Asked by wundayatta (58722points) May 4th, 2009

Stanley Fish writes, in the New York Times:

In the opening sentence of the last chapter of his new book, “Reason, Faith and Revolution,” the British critic Terry Eagleton asks, “Why are the most unlikely people, including myself, suddenly talking about God?” His answer, elaborated in prose that is alternately witty, scabrous and angry, is that the other candidates for guidance — science, reason, liberalism, capitalism — just don’t deliver what is ultimately needed. “What other symbolic form,” he queries, “has managed to forge such direct links between the most universal and absolute of truths and the everyday practices of countless millions of men and women?”

I read the whole thing, but I can’t see what Fish and Eagleton are on about. It seems to me they are putting up red herrings right and left so they can shoot them down. I guess my main question, though, has to do with “practices.” What practices are necessary to link to the “universal and absolute of truths?” What do they mean by “absolute of truths?”

Personally, I don’t believe in absolute truth, unless you are speaking of a mystical sense of knowledge that feels numinous and forever. As to practices, it seems to me that anything will do.
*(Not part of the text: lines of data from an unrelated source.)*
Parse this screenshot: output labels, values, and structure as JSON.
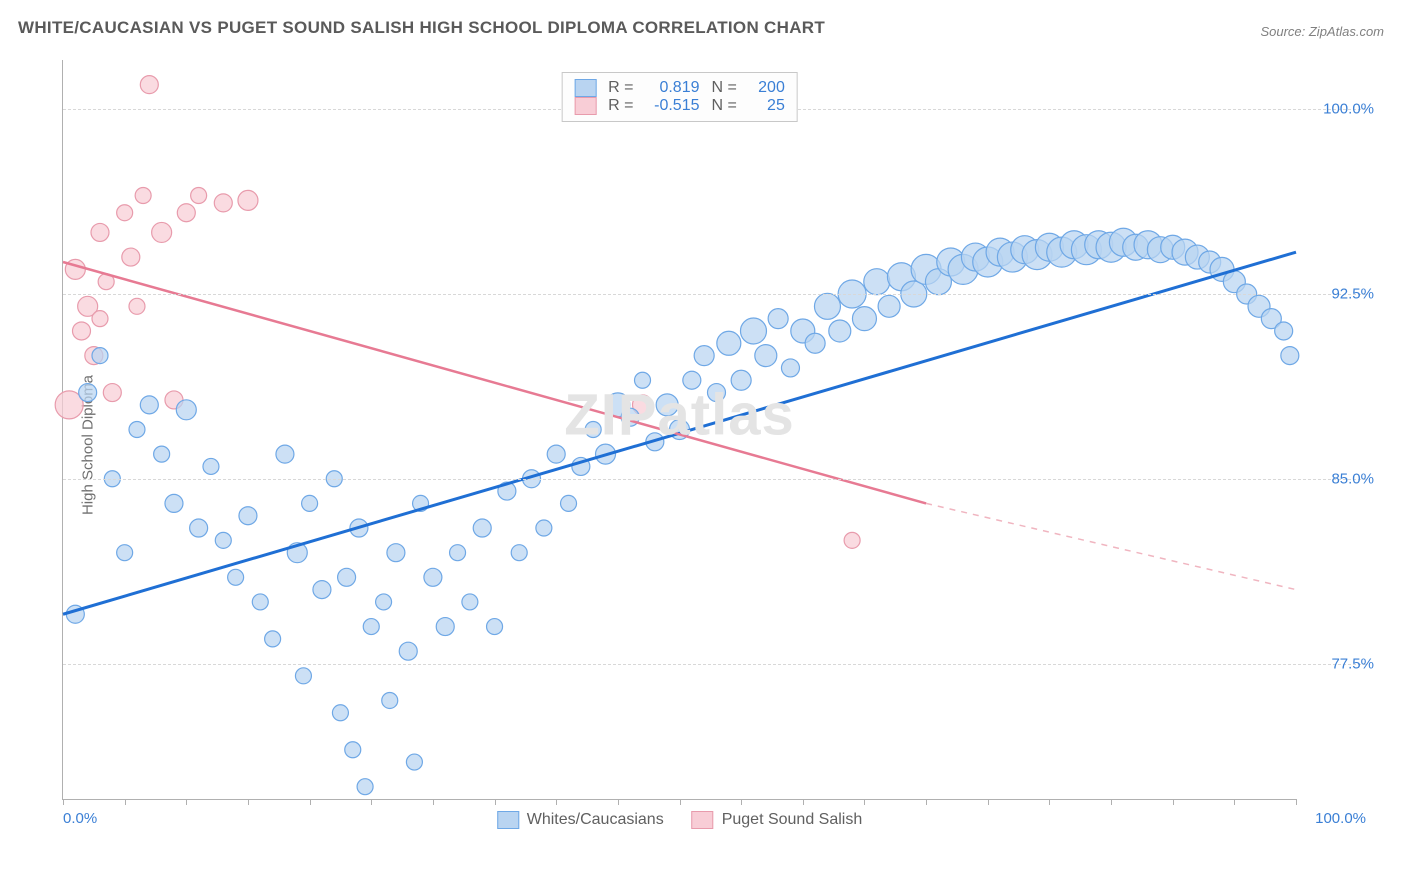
{
  "title": "WHITE/CAUCASIAN VS PUGET SOUND SALISH HIGH SCHOOL DIPLOMA CORRELATION CHART",
  "source": "Source: ZipAtlas.com",
  "yAxisLabel": "High School Diploma",
  "watermark": "ZIPatlas",
  "chart": {
    "type": "scatter",
    "xlim": [
      0,
      100
    ],
    "ylim": [
      72,
      102
    ],
    "yticks": [
      77.5,
      85.0,
      92.5,
      100.0
    ],
    "ytick_labels": [
      "77.5%",
      "85.0%",
      "92.5%",
      "100.0%"
    ],
    "xticks": [
      0,
      100
    ],
    "xtick_labels": [
      "0.0%",
      "100.0%"
    ],
    "x_minor_step": 5,
    "background_color": "#ffffff",
    "grid_color": "#d8d8d8",
    "axis_color": "#b0b0b0",
    "tick_color": "#3a7fd5",
    "marker_radius_min": 7,
    "marker_radius_max": 15,
    "series_blue": {
      "name": "Whites/Caucasians",
      "fill": "#b9d4f1",
      "stroke": "#6fa8e6",
      "opacity": 0.72,
      "R": "0.819",
      "N": "200",
      "regression": {
        "x1": 0,
        "y1": 79.5,
        "x2": 100,
        "y2": 94.2,
        "color": "#1f6fd4",
        "width": 3
      },
      "points": [
        [
          1,
          79.5,
          9
        ],
        [
          2,
          88.5,
          9
        ],
        [
          3,
          90,
          8
        ],
        [
          4,
          85,
          8
        ],
        [
          5,
          82,
          8
        ],
        [
          6,
          87,
          8
        ],
        [
          7,
          88,
          9
        ],
        [
          8,
          86,
          8
        ],
        [
          9,
          84,
          9
        ],
        [
          10,
          87.8,
          10
        ],
        [
          11,
          83,
          9
        ],
        [
          12,
          85.5,
          8
        ],
        [
          13,
          82.5,
          8
        ],
        [
          14,
          81,
          8
        ],
        [
          15,
          83.5,
          9
        ],
        [
          16,
          80,
          8
        ],
        [
          17,
          78.5,
          8
        ],
        [
          18,
          86,
          9
        ],
        [
          19,
          82,
          10
        ],
        [
          19.5,
          77,
          8
        ],
        [
          20,
          84,
          8
        ],
        [
          21,
          80.5,
          9
        ],
        [
          22,
          85,
          8
        ],
        [
          22.5,
          75.5,
          8
        ],
        [
          23,
          81,
          9
        ],
        [
          23.5,
          74,
          8
        ],
        [
          24,
          83,
          9
        ],
        [
          24.5,
          72.5,
          8
        ],
        [
          25,
          79,
          8
        ],
        [
          26,
          80,
          8
        ],
        [
          26.5,
          76,
          8
        ],
        [
          27,
          82,
          9
        ],
        [
          28,
          78,
          9
        ],
        [
          28.5,
          73.5,
          8
        ],
        [
          29,
          84,
          8
        ],
        [
          30,
          81,
          9
        ],
        [
          31,
          79,
          9
        ],
        [
          32,
          82,
          8
        ],
        [
          33,
          80,
          8
        ],
        [
          34,
          83,
          9
        ],
        [
          35,
          79,
          8
        ],
        [
          36,
          84.5,
          9
        ],
        [
          37,
          82,
          8
        ],
        [
          38,
          85,
          9
        ],
        [
          39,
          83,
          8
        ],
        [
          40,
          86,
          9
        ],
        [
          41,
          84,
          8
        ],
        [
          42,
          85.5,
          9
        ],
        [
          43,
          87,
          8
        ],
        [
          44,
          86,
          10
        ],
        [
          45,
          88,
          12
        ],
        [
          46,
          87.5,
          9
        ],
        [
          47,
          89,
          8
        ],
        [
          48,
          86.5,
          9
        ],
        [
          49,
          88,
          11
        ],
        [
          50,
          87,
          10
        ],
        [
          51,
          89,
          9
        ],
        [
          52,
          90,
          10
        ],
        [
          53,
          88.5,
          9
        ],
        [
          54,
          90.5,
          12
        ],
        [
          55,
          89,
          10
        ],
        [
          56,
          91,
          13
        ],
        [
          57,
          90,
          11
        ],
        [
          58,
          91.5,
          10
        ],
        [
          59,
          89.5,
          9
        ],
        [
          60,
          91,
          12
        ],
        [
          61,
          90.5,
          10
        ],
        [
          62,
          92,
          13
        ],
        [
          63,
          91,
          11
        ],
        [
          64,
          92.5,
          14
        ],
        [
          65,
          91.5,
          12
        ],
        [
          66,
          93,
          13
        ],
        [
          67,
          92,
          11
        ],
        [
          68,
          93.2,
          14
        ],
        [
          69,
          92.5,
          13
        ],
        [
          70,
          93.5,
          15
        ],
        [
          71,
          93,
          13
        ],
        [
          72,
          93.8,
          14
        ],
        [
          73,
          93.5,
          15
        ],
        [
          74,
          94,
          14
        ],
        [
          75,
          93.8,
          15
        ],
        [
          76,
          94.2,
          14
        ],
        [
          77,
          94,
          15
        ],
        [
          78,
          94.3,
          14
        ],
        [
          79,
          94.1,
          15
        ],
        [
          80,
          94.4,
          14
        ],
        [
          81,
          94.2,
          15
        ],
        [
          82,
          94.5,
          14
        ],
        [
          83,
          94.3,
          15
        ],
        [
          84,
          94.5,
          14
        ],
        [
          85,
          94.4,
          15
        ],
        [
          86,
          94.6,
          14
        ],
        [
          87,
          94.4,
          13
        ],
        [
          88,
          94.5,
          14
        ],
        [
          89,
          94.3,
          13
        ],
        [
          90,
          94.4,
          12
        ],
        [
          91,
          94.2,
          13
        ],
        [
          92,
          94,
          12
        ],
        [
          93,
          93.8,
          11
        ],
        [
          94,
          93.5,
          12
        ],
        [
          95,
          93,
          11
        ],
        [
          96,
          92.5,
          10
        ],
        [
          97,
          92,
          11
        ],
        [
          98,
          91.5,
          10
        ],
        [
          99,
          91,
          9
        ],
        [
          99.5,
          90,
          9
        ]
      ]
    },
    "series_pink": {
      "name": "Puget Sound Salish",
      "fill": "#f8cdd6",
      "stroke": "#e89bac",
      "opacity": 0.72,
      "R": "-0.515",
      "N": "25",
      "regression_solid": {
        "x1": 0,
        "y1": 93.8,
        "x2": 70,
        "y2": 84,
        "color": "#e77a93",
        "width": 2.5
      },
      "regression_dashed": {
        "x1": 70,
        "y1": 84,
        "x2": 100,
        "y2": 80.5,
        "color": "#f0b5c0",
        "width": 1.5,
        "dash": "6,6"
      },
      "points": [
        [
          0.5,
          88,
          14
        ],
        [
          1,
          93.5,
          10
        ],
        [
          1.5,
          91,
          9
        ],
        [
          2,
          92,
          10
        ],
        [
          2.5,
          90,
          9
        ],
        [
          3,
          91.5,
          8
        ],
        [
          3,
          95,
          9
        ],
        [
          3.5,
          93,
          8
        ],
        [
          4,
          88.5,
          9
        ],
        [
          5,
          95.8,
          8
        ],
        [
          5.5,
          94,
          9
        ],
        [
          6,
          92,
          8
        ],
        [
          6.5,
          96.5,
          8
        ],
        [
          7,
          101,
          9
        ],
        [
          8,
          95,
          10
        ],
        [
          9,
          88.2,
          9
        ],
        [
          10,
          95.8,
          9
        ],
        [
          11,
          96.5,
          8
        ],
        [
          13,
          96.2,
          9
        ],
        [
          15,
          96.3,
          10
        ],
        [
          47,
          88,
          10
        ],
        [
          64,
          82.5,
          8
        ]
      ]
    }
  },
  "topLegend": {
    "rows": [
      {
        "swatch": "blue",
        "R_label": "R =",
        "R_val": "0.819",
        "N_label": "N =",
        "N_val": "200"
      },
      {
        "swatch": "pink",
        "R_label": "R =",
        "R_val": "-0.515",
        "N_label": "N =",
        "N_val": "25"
      }
    ]
  },
  "bottomLegend": [
    {
      "swatch": "blue",
      "label": "Whites/Caucasians"
    },
    {
      "swatch": "pink",
      "label": "Puget Sound Salish"
    }
  ]
}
However, this argument seems to me to be so full of unexplained terms that it amounts to a bunch of gobbledygook. And yet, this nonsense gets printed in the New York Times! Opinion page, but still….. Not all opinions are created equal, it seems to me.

Can academics get away with anything? If there is no way of applying science, can you say whatever you want, and just assert it to be true? Is there any way to counter this kind of nonsense which is as slippery and malleable as a schmoo?